I recently had a delicious spinach and mushroom dish in an Indian restaurant. I don't know what it was called as I asked if they had a vegetable side dish without potato and the waiter suggested this.

Anyway... I tried to recreate it myself this evening. I used frozen chopped spinach, chopped mushrooms, a little chopped onion, lots of garlic and some garam masala powder. It was awful and I couldn't eat it. The one I had in the restaurant was quite oily but as I'm dieting I want to avoid to using anything calorific. Is this where I went wrong? Is there any way of making this dish but keeping it low fat?
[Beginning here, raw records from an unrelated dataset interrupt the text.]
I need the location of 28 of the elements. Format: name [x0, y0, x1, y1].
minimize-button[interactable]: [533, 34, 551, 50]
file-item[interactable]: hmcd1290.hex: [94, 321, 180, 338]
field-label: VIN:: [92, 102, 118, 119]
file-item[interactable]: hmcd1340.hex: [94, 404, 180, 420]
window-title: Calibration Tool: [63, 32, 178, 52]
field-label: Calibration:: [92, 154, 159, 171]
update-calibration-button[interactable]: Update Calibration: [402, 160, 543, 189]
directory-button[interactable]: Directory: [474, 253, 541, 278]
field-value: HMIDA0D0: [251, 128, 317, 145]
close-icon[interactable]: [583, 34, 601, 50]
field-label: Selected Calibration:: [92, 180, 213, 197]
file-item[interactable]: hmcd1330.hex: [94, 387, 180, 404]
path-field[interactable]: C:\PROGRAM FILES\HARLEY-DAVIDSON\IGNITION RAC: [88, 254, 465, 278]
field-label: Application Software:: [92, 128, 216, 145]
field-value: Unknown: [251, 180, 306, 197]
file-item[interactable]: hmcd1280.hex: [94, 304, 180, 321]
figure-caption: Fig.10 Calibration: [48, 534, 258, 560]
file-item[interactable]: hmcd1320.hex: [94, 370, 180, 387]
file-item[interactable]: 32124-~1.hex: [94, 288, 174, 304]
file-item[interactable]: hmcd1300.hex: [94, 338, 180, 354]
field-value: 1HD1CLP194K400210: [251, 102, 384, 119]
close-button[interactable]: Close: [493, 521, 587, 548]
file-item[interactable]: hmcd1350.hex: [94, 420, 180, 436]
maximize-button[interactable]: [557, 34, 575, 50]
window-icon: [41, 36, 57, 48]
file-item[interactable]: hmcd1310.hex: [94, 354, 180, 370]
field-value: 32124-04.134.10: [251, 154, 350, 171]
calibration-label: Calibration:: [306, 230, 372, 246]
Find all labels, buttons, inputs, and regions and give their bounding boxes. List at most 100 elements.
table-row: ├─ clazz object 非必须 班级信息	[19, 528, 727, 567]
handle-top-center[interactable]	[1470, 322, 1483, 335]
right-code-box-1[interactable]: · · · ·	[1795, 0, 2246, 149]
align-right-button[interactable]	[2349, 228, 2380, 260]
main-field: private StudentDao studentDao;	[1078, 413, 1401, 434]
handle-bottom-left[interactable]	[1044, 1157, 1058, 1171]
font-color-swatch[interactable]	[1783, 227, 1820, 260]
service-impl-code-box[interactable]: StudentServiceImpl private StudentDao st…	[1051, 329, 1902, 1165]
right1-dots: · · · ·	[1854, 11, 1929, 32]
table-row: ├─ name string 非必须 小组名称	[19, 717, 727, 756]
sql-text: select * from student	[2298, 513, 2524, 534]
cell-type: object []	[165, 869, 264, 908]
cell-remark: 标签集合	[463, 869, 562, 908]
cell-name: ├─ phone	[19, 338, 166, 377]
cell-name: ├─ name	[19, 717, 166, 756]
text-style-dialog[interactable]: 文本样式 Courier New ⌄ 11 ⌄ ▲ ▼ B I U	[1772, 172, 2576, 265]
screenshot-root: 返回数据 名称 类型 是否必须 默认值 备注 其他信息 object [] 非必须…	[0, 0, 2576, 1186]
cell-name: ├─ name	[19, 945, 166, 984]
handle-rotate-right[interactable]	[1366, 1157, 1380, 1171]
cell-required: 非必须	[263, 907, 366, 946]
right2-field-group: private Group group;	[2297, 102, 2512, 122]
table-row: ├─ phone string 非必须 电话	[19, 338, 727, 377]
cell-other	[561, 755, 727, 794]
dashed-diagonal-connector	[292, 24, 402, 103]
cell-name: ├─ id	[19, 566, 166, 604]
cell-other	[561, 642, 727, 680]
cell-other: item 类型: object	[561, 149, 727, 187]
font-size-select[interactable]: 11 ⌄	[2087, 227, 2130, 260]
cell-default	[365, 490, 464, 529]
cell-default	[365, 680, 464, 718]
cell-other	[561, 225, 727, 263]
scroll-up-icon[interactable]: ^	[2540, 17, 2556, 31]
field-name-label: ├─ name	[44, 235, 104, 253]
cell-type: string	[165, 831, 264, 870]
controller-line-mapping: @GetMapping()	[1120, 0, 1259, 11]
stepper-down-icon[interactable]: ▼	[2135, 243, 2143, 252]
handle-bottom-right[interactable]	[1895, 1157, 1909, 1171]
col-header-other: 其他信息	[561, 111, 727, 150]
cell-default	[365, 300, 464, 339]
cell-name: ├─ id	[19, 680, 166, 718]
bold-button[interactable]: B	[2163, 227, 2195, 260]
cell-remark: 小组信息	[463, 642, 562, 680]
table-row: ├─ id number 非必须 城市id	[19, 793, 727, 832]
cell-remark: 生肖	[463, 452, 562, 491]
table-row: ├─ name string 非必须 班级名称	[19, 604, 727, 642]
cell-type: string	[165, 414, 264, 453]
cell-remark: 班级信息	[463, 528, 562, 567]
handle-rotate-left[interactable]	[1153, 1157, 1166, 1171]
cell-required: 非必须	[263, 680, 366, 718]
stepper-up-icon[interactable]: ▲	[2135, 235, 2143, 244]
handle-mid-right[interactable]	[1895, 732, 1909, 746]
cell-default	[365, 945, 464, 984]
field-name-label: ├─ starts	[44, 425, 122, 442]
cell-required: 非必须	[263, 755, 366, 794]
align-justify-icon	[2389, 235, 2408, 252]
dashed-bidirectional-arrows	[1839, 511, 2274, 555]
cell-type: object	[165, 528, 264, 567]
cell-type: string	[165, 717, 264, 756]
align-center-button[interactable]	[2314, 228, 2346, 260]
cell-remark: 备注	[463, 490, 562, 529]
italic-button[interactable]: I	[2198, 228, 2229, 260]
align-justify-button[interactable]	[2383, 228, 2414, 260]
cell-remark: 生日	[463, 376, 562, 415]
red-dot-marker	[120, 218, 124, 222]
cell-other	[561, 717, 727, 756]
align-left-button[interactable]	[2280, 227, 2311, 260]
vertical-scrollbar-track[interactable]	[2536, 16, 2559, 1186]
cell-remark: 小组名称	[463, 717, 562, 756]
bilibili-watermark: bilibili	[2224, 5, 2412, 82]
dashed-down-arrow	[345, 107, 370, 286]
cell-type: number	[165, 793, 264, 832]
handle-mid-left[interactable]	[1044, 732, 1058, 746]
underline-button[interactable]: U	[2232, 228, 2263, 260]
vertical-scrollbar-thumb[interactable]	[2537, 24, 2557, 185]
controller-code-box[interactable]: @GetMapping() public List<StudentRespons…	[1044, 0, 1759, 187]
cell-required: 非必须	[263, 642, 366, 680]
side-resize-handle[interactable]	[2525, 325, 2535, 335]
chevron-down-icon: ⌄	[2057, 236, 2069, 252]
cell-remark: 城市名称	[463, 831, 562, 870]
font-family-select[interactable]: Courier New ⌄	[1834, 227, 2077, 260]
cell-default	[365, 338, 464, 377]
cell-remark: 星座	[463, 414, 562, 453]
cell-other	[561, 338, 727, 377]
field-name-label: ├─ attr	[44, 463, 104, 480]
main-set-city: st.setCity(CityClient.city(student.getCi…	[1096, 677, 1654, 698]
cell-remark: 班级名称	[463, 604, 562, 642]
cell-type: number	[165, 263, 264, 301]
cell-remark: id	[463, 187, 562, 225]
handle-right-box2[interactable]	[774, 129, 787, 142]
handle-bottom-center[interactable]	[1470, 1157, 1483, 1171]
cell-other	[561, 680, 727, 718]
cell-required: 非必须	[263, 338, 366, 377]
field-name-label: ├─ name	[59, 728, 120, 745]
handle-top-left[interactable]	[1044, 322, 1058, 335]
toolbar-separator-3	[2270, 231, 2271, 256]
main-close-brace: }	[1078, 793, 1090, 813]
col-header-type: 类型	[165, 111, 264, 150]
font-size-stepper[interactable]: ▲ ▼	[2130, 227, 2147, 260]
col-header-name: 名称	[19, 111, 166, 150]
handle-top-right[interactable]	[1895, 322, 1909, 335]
Any suggestions greatly appreciated!

OP posts:
shrooms · 13/11/2007 23:55

You are on the right tracks - but garam masal on it's own would not give the flavours needed. Try sauteing the onions and garlic in a little oil (you don't need much - not necessary at all) then adding cumin and corinader seeds, paprika, and some garam masala as well a a small amount of chilli flakes/powder, before adding the mushrooms and finally the spinach leaves. Be quite generous with the salt and pepper. Salt does help and as long as you don't eat too much salt the rest of the day it's fine.
Hope that helps!

Amandoh · 14/11/2007 00:14

Hi Shrooms,

Thank you for your reply. I shall have another attempt at making it later in the week using your suggestions and let you know how I get on. My disaster was cooked in the oven and it was very dry. I'm going to make the next one on the hob. Hopefully that will improve things too.

Thanks again!

OP posts:
SueW · 14/11/2007 00:19

This reply has been withdrawn

This has been withdrawn by MNHQ at OP's request.

Chopster · 14/11/2007 08:16

shrooms is halfway there. I have a saag recipe that I use with lots of things which we love.

500g of spinach leaves
1/2 teaspoon ground cumin
1/2 tsp ground coriander
1/2 tsp fenugreek seeds
tbsp of oil
1 onion, thinly sliced
5 garlic cloves chopped
7oz tin toms
2cm piece of ginger, grated
400g mushrooms

blanch the spinach leaves in boiling water for 2 mins, then refresh in cold water.

dry roast the cumin until aromatic (doesnt take very long at all, be careful not to overdo it - try one afterwards, it shouldn't be bitter)

heat the oil (you can use less if you want) and fry the onion, garlic, cumin and coriander and fenugreek until brown cook them slowly for a good while.

stir in the tomato, ginger, and garamasala and bring to the boil. Fry off the mushrooms seperately - actually if you want to be healthy, stick them in the microwave or the oven so you don't have to use oil. Then fold them into the gravy, and add salt to taste.

I normally make up large amount of the gravy then add chicken, paneer, potato, mushrooms or whatever to it seperately and freeze into meals.

Chopster · 14/11/2007 08:18

btw the heat in saag comes from the ginger not chillis, it should be warm and spiced not overpowering. but you can always add dried chillis when you add the salt if you want it spicier.

Amandoh · 14/11/2007 10:26

Hello again,

Thank you to you all for your help. I didn't expect so many or such fast responses!

Like I said, I'm going to have another attempt this week so I'll let you know how I get on.

Many thanks,

Amanda

OP posts:
HairyIrene · 14/11/2007 10:41

dh does a nice spinach and prawn one
i'll get the details if you are interested!